Сорокин вздрогнул, вопрос был обращён к нему, он посмотрел на Изабеллу и увидел, что в её глазах светятся весёлые искорки.
«Вот в чём дело – кокаин! – понял он. – Тот самый кокаин, о котором говорил Иванов, – «революционный порошочек»! И который он уже не употреблял!» – Нет! – Он решил не раскрывать своей догадки. – Вам будет любопытно, – произнесла Изабелла.
Придя домой и стаскивая с себя одежду, Сорокин думал про Изабеллу. К концу вечера он взялся пить коньяк, Ремизов пил вяло, а Михаил Капитонович с удовольствием, он пил и думал, что обо всём, что касается Изабеллы и Ремизова, он догадался.
«А как это она – с Ивановым?.. – перескочила мысль. – А… или наоборот – как это он с ней? Иванов – это… А она?..»
Брюки не стаскивались, Сорокин посмотрел и увидел, что он не снял ботинки, новые, у них были новые с острым ребром каблуки, и брюки на них застревали. Он наклонился, пошатнулся и ухватился за край стола.
«Чёрт! Чего-то я так напился, брюки снять не могу!» Он расшнуровал ботинки и стал их стаскивать носком за пятку. «А тебе какое дело, чего у них… у него с ней!..» Ботинки поддались, следом за ними – брюки.
«Ну вот! А ты всё – про китайский!» Он в носках проследовал на кухню и разжёг примус, поболтал чайником и стал пить из носика – вода была тёплая и противная.
«Как мои мысли! – пришло ему в голову, и он понял, что какую-то важную мысль, которую ему хотелось подумать, он потерял. – Я… это… значит, про китайский… Нет, это я про… А! Изабелла! Она нюхает кокаин, а завтра они обещали приехать за мной в… чёрт, забыл, во сколько он сказал, в шесть или в семь?

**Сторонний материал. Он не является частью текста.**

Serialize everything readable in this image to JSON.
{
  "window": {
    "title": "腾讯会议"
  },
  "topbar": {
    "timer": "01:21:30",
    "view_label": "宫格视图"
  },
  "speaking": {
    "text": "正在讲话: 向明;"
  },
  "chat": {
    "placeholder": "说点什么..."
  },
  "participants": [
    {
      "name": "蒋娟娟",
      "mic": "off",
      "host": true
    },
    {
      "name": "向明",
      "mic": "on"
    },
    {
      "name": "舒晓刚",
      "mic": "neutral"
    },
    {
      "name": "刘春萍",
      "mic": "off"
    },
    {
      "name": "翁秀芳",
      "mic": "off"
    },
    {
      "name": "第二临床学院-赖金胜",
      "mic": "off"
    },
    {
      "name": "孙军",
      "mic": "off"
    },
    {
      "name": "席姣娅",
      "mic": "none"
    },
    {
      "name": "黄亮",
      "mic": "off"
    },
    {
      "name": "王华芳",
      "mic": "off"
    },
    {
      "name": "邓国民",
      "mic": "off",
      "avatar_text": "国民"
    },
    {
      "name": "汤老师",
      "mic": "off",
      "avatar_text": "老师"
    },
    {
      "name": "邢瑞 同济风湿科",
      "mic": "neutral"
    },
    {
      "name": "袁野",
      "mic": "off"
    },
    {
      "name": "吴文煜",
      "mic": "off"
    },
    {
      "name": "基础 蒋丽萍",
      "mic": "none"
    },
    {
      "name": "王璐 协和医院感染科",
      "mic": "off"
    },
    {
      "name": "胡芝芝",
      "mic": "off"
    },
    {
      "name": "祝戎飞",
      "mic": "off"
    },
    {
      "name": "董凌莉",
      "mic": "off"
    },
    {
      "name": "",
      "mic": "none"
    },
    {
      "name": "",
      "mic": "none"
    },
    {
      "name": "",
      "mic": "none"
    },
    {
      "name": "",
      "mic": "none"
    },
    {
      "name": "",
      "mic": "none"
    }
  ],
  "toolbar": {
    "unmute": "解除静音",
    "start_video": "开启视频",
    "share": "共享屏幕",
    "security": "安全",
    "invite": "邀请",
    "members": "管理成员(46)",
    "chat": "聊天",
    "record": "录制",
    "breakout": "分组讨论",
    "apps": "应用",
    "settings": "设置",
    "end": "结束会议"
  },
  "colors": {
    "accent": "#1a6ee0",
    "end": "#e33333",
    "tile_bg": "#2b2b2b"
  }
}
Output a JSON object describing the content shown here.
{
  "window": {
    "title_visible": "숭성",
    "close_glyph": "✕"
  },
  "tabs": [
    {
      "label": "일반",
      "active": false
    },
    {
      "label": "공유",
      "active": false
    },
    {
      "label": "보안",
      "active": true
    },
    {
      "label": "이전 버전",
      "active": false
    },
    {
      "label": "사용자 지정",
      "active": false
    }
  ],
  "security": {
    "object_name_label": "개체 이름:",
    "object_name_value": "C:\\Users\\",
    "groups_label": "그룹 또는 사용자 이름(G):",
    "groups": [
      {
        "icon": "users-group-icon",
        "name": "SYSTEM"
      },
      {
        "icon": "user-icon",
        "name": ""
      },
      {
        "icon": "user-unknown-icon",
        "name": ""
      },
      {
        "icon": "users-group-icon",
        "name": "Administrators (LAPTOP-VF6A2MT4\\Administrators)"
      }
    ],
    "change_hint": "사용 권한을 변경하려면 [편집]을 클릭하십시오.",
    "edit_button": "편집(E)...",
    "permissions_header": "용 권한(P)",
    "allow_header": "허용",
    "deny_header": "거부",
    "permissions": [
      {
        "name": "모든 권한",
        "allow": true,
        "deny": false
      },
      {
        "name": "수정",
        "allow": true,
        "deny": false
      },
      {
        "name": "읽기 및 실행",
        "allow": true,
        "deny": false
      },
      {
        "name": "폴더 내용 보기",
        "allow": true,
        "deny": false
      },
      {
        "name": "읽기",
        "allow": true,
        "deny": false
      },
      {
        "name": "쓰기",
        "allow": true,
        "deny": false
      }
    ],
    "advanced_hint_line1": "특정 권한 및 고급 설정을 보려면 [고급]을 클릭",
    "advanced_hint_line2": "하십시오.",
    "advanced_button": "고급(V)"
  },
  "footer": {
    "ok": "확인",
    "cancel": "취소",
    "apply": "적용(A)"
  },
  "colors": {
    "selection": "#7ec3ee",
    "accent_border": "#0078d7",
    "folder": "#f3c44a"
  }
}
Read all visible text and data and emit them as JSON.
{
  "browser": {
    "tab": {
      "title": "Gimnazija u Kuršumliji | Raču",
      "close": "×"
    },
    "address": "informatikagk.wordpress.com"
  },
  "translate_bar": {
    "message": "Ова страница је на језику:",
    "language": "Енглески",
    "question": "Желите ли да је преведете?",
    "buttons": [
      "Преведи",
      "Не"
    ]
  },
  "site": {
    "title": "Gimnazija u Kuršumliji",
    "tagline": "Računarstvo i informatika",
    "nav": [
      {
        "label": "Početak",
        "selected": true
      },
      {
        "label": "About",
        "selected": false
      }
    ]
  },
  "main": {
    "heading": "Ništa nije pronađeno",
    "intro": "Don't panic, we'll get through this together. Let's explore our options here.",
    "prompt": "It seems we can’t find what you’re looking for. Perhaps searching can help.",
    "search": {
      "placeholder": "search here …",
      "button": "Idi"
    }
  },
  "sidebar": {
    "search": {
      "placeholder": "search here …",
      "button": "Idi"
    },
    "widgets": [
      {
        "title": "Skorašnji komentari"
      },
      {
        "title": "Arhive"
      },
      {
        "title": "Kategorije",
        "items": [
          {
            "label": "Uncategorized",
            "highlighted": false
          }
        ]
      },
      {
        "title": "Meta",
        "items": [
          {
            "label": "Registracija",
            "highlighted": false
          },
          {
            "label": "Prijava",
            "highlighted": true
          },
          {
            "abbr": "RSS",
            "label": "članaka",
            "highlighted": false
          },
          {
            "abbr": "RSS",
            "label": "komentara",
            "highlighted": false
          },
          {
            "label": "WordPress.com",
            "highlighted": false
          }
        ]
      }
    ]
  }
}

Однако рано, это точно! А зачем? Как это они сказали… он сказал – походить за Номурой… О! – удивился он. – Имя японское, а я запомнил… Умник!»
В комнате на столе лежало письмо Элеоноры, он взял его, оно было уже старое, и он на него ответил.
«Гражданская война! А что – Гражданская война? Она уже закончилась! А вот тут она началась! – И он вспомнил ту важную мысль, которую потерял. – Вот! Вспомнил: в Китае – гражданская война, только непонятно с кем! Для кого-то понятно, а для меня нет! Ремизов что-то говорил, а я не понял, эти дурацкие китайские фамилии: Чан… Сун… Ван… или Вам… – Чайник закипел, и Михаил Капитонович погасил примус и стал наливать чай. – А вот мы так сделаем… я снова спрошу Ремизова про Китай, а что он мне расскажет, напишу леди Энн!»
Когда он произнёс про себя «леди Энн», он вдруг почувствовал, как у него на душе потеплело. Чай был горячий, он ещё не купил подстаканник и не мог взять стакан в руки и вдруг вспомнил: «А где фляжечка? Если она вернётся… сюда… ей надо будет предъявить…»
Он прошёл в комнату, открыл тумбочку и достал фляжку, в ней был коньяк, предназначенный для Штина. Коньяк остался невыпитым, потому что, когда в прошлое воскресенье он снова пришёл в больницу проведать товарища, ему сказали, что тот уехал не долечившись. Сорокин понял, что Штин уехал на разъезд Эхо, чтобы найти убийц Одинцова.
«К чёрту убийц Одинцова! И Одинцова! – с раздражением подумал Михаил Капитонович и стал махать рукою перед лицом, как будто бы отмахивался от мух, но их не было, потому что, несмотря на жаркую погоду, он старался не открывать окно. – Одинцова-Огурцова! При чём тут Огурцов? Всех к чёрту! И к чёрту этот Харбин! В нём всех убивают!» Он лёг, укрылся простынёю, сразу покрылся липким потом, встал, открыл настежь окно: «К чёрту мух!!!» Выпил из горлышка коньяку, положил письмо Элеоноры под подушку, лёг и заснул.